The most important manufacture taken in hand before the end of this first
year was that of steam-ploughs and--worked provisionally by animal
labour--seed-drills and reaping-machines sufficient for the cultivation of
the 64,000 acres which were to be brought under the plough for the October
harvest. We calculated that, by the initial expenditure of 3,500,000 hours
of labour, we should save at least 3,000,000 hours of labour yearly.
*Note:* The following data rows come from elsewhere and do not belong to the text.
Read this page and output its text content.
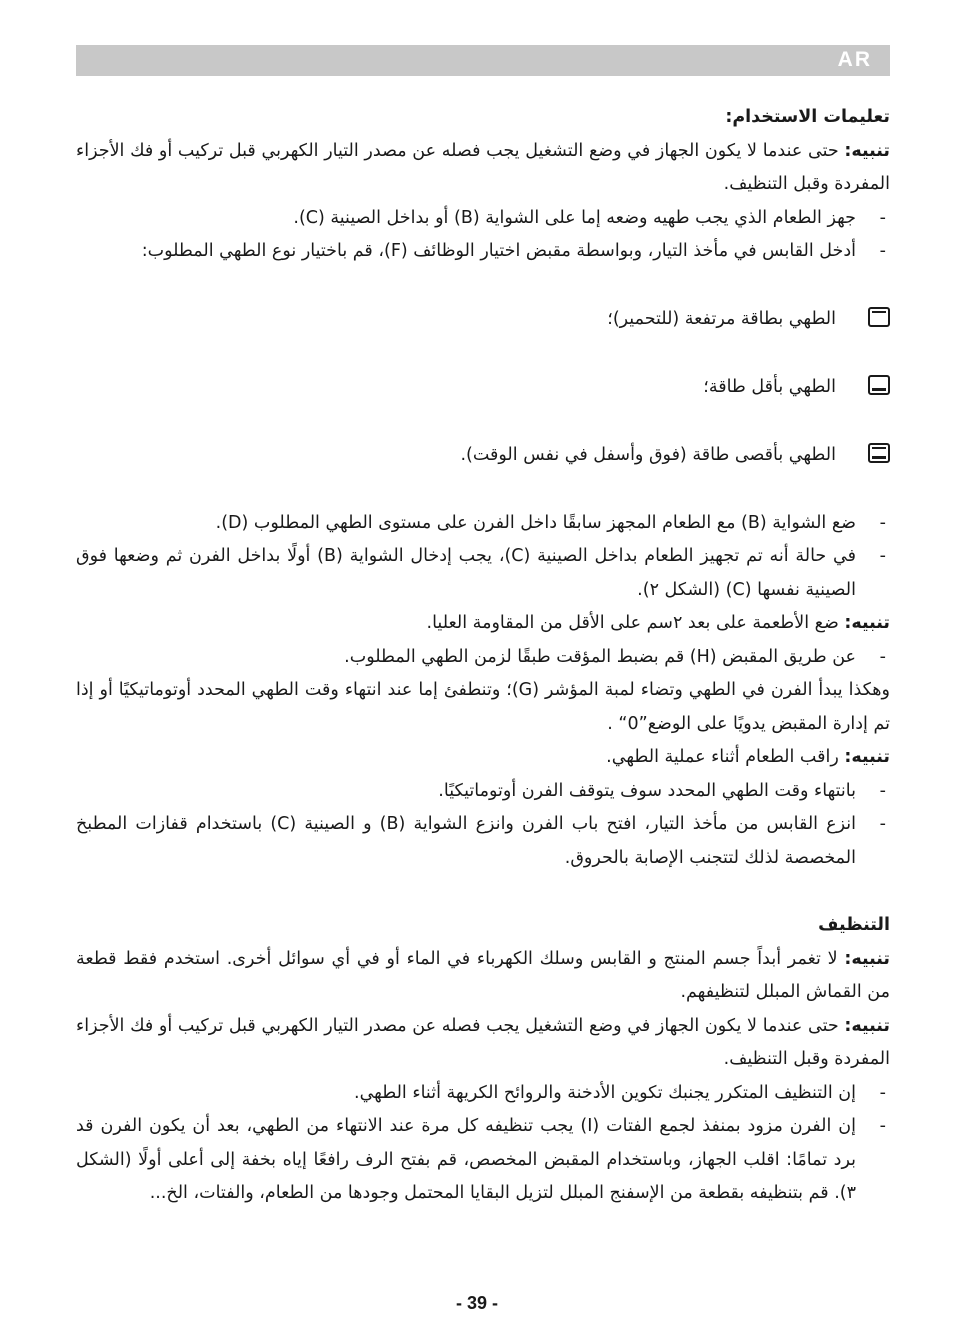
AR

تعليمات الاستخدام:

تنبيه: حتى عندما لا يكون الجهاز في وضع التشغيل يجب فصله عن مصدر التيار الكهربي قبل تركيب أو فك الأجزاء المفردة وقبل التنظيف.

-
جهز الطعام الذي يجب طهيه وضعه إما على الشواية (B) أو بداخل الصينية (C).

-
أدخل القابس في مأخذ التيار، وبواسطة مقبض اختيار الوظائف (F)، قم باختيار نوع الطهي المطلوب:

الطهي بطاقة مرتفعة (للتحمير)؛
الطهي بأقل طاقة؛
الطهي بأقصى طاقة (فوق وأسفل في نفس الوقت).

-
ضع الشواية (B) مع الطعام المجهز سابقًا داخل الفرن على مستوى الطهي المطلوب (D).

-
في حالة أنه تم تجهيز الطعام بداخل الصينية (C)، يجب إدخال الشواية (B) أولًا بداخل الفرن ثم وضعها فوق الصينية نفسها (C) (الشكل ٢).

تنبيه: ضع الأطعمة على بعد ٢سم على الأقل من المقاومة العليا.

-
عن طريق المقبض (H) قم بضبط المؤقت طبقًا لزمن الطهي المطلوب.

وهكذا يبدأ الفرن في الطهي وتضاء لمبة المؤشر (G)؛ وتنطفئ إما عند انتهاء وقت الطهي المحدد أوتوماتيكيًا أو إذا تم إدارة المقبض يدويًا على الوضع”0“ .

تنبيه: راقب الطعام أثناء عملية الطهي.

-
بانتهاء وقت الطهي المحدد سوف يتوقف الفرن أوتوماتيكيًا.

-
انزع القابس من مأخذ التيار، افتح باب الفرن وانزع الشواية (B) و الصينية (C) باستخدام قفازات المطبخ المخصصة لذلك لتتجنب الإصابة بالحروق.

التنظيف

تنبيه: لا تغمر أبداً جسم المنتج و القابس وسلك الكهرباء في الماء أو في أي سوائل أخرى. استخدم فقط قطعة من القماش المبلل لتنظيفهم.

تنبيه: حتى عندما لا يكون الجهاز في وضع التشغيل يجب فصله عن مصدر التيار الكهربي قبل تركيب أو فك الأجزاء المفردة وقبل التنظيف.

-
إن التنظيف المتكرر يجنبك تكوين الأدخنة والروائح الكريهة أثناء الطهي.

-
إن الفرن مزود بمنفذ لجمع الفتات (I) يجب تنظيفه كل مرة عند الانتهاء من الطهي، بعد أن يكون الفرن قد برد تمامًا: اقلب الجهاز، وباستخدام المقبض المخصص، قم بفتح الرف رافعًا إياه بخفة إلى أعلى أولًا (الشكل ٣). قم بتنظيفه بقطعة من الإسفنج المبلل لتزيل البقايا المحتمل وجودها من الطعام، والفتات، الخ...

- 39 -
In
other parts of the world that would have been a great misfortune for the
workers who would thus have been rendered superfluous, while the community
would not have profited at all. We, on the contrary, were able to find
excellent employment for the labour thus saved, which could be utilised in
producing things that would elevate and refine, and for which the increased
productiveness of labour had created a demand.

A second work, which had to be carried out during the next year, was the
improvement of the means of communication by deepening the bed of the Dana
from the flour-mill above the Eden lake to the great waterfall on the Dana
plateau, and by the construction of a railway across the Dana plateau. With
this were to be connected rope-lines on several of the Kenia foot-hills for
the use of the miners and the foresters.

That all the existing industries were enlarged, and a great number of new
ones started, will be taken for granted. It should be mentioned that only
such factories were erected in Eden Vale or on the upper course of the Dana
as would pollute neither the air nor the water; the less cleanly
manufactures were located at the east end of the Dana plateau, close upon
or even below the waterfall. Later, means were found of preventing any
pollution whatever of the water by industrial refuse.